This is a story of a debugging session about six months ago now that occurred just prior to a demo to the customer. It's not as detailed because I've recreated the story from the logs on Slack where I vented my frustrations entirely to myself since everyone else had gone home.

The Problem

We'd been developing some code that day that had not yet been tested. everyone else had left for the day and I decided I wanted to give it a go before I left. I thought it would only take five minutes.

I didn't get very far with the application before it crashed with an exception of type 0xC0000005 which is an access violation exception. Since this is not a catchable exception, all I was presented with was Window's 'Program has stopped working' box and no stack trace.

The Investigation

It was time to fire up WinDBG. I'm very much a novice with WinDBG but it's something I wanted to learn more about so I fired it up to have a look. I used the following command:

.loadby SOS.dll clr;!soe -Create System.AccessViolationException;g;

And I was greeted by the following stack trace:

0:015> !clrstack
OS Thread Id: 0x1280 (15)
        Child SP               IP Call Site
000000001dfee4d0 000007fed30d0ab9 [InlinedCallFrame: 000000001dfee4d0] HalconDotNet.HalconAPI.HLISetS(IntPtr, Int32, IntPtr)
000000001dfee4d0 000007fe91ed7aa9 [InlinedCallFrame: 000000001dfee4d0] HalconDotNet.HalconAPI.HLISetS(IntPtr, Int32, IntPtr)
000000001dfee4a0 000007fe91ed7aa9 HalconDotNet.HTupleString.StoreData(IntPtr, IntPtr)
000000001dfee550 000007fe91ed78dc HalconDotNet.HTupleImplementation.Store(IntPtr, Int32)
000000001dfee600 000007fe921906fb HalconDotNet.HTuple.TupleConcatOp(HalconDotNet.HTuple)
000000001dfee6b0 000007fe9219024f HalconDotNet.HTuple.TupleConcat(HalconDotNet.HTuple)
000000001dfee710 000007fe9218f8c6 HalconDotNet.HTupleVector.ConvertVectorToTuple()
000000001dfee750 000007fe921dd249 VisionGateway.Gateway.Helpers.Halcon.StartCamerasTupleHelper.GetRoiTuples(VisionGateway.Interfaces.Dto.RegionOfInterestDto, System.String)
000000001dfee850 000007fe921db437 VisionGateway.Gateway.Helpers.Halcon.StartCamerasTupleHelper.ToHalconStructure(VisionGateway.Interfaces.Dto.VisionTemplateDto, System.String)
000000001dfee8f0 000007fe921d5690 VisionGateway.Gateway.Wcf.HalconGateway.LoadTemplate(Int32)
000000001dfee9a0 000007fe921d3103 HardwareSettings.Settings.SetVisionTemplate(Interfaces.Shared.PackagingLevelData, System.Collections.Generic.List`1, Interfaces.ProductionManagement.ProductionOrder)
000000001dfeea80 000007fe921d261d HardwareSettings.Settings.LoadVisionTemplates(Interfaces.Shared.PackagingLevelData, Interfaces.ProductionManagement.ProductionOrder)
000000001dfeeb50 000007fe921d09ba HardwareSettings.Settings.LoadTemplatesIntoGateways(Interfaces.ProductionManagement.ProductionOrder)
000000001dfeec10 000007fe921d0084 ProductionManagement.ProductionManager.b__19_0()

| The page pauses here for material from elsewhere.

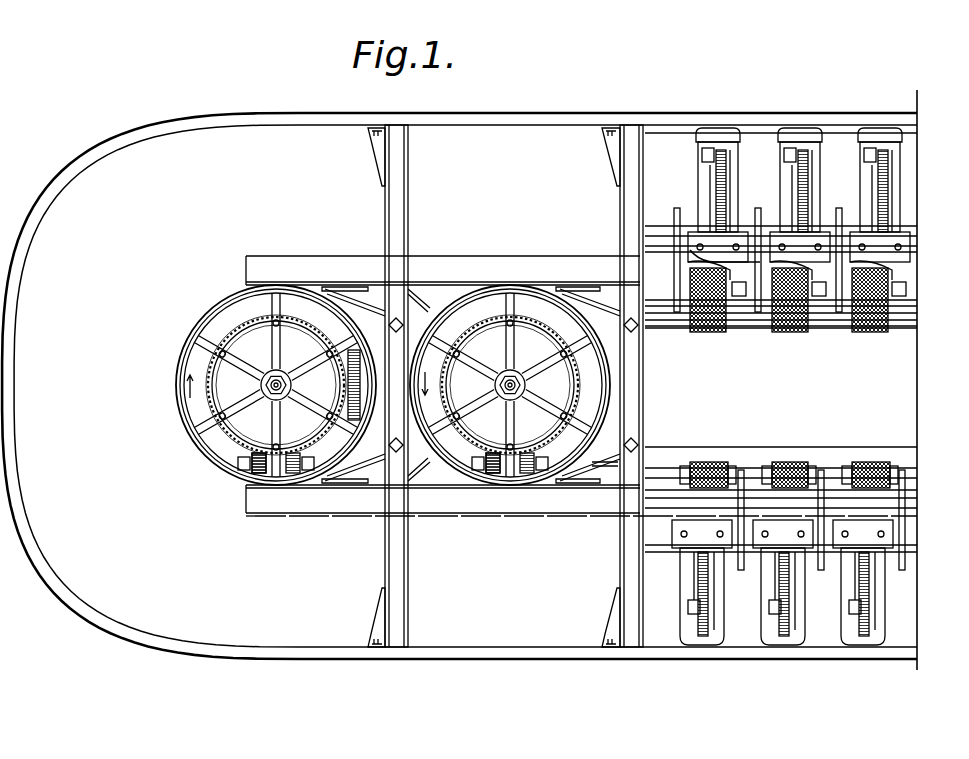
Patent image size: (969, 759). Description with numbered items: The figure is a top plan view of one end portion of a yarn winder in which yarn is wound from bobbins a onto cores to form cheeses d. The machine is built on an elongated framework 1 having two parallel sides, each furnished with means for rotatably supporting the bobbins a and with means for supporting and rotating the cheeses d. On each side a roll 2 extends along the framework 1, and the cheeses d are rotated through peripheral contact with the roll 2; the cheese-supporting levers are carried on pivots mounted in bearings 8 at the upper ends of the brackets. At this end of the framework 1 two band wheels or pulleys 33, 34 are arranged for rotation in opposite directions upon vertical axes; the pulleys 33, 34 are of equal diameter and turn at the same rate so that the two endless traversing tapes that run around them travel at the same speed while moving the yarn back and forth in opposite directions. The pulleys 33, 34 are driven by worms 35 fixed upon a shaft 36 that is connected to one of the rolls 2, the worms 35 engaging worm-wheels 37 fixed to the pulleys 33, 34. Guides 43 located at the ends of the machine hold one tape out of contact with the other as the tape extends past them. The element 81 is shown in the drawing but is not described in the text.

This shows that it's the Halcon dll that's throwing the exception. We've had other unusual exceptions thrown by the Halcon libraries so this wasn't a huge surprise. The last method call in the stack that's written by us is GetRoiTuples so I started debugging that. I added logging to dump all the parameters passed into that method and got this:

GetRoiTuples called. regionsOfInterest:
{
  "BarcodeModel": null,
  "CalibrationModel": null,
  "CameraId": 7,
  "CheckoutModel": {
    "CheckoutModelId": 15,
    "DataMatrixType": 4,
    "DebounceOverXFrames": 10,
    "MaxGrayThreshold": 255,
    "MinAreaRequiredToConsiderBoxPresent": 60000,
    "MinGrayThreshold": 40,
    "RegionOfInterestId": 15,
    "StaticData": null
  },
  "DataMatrixModel": null,
  "HalconInspectionType": 5,
  "LayoutTemplateCodeName": "Checkout Left",
  "MatchStringModel": null,
  "OcrTextModel": null,
  "RegionOfInterestId": 15,
  "RoiChildren": [],
  "RoiParent": null,
  "RoiParentId": null,
  "ShapeModel": null
}
workingDirectoryPath:
C:\HMI\WorkingDirectory\

The error is actually apparent here but since I didn't write this piece of code, I didn't know if any of the values here were suspicious. At the time this felt like no help at all, I don't know what I expected.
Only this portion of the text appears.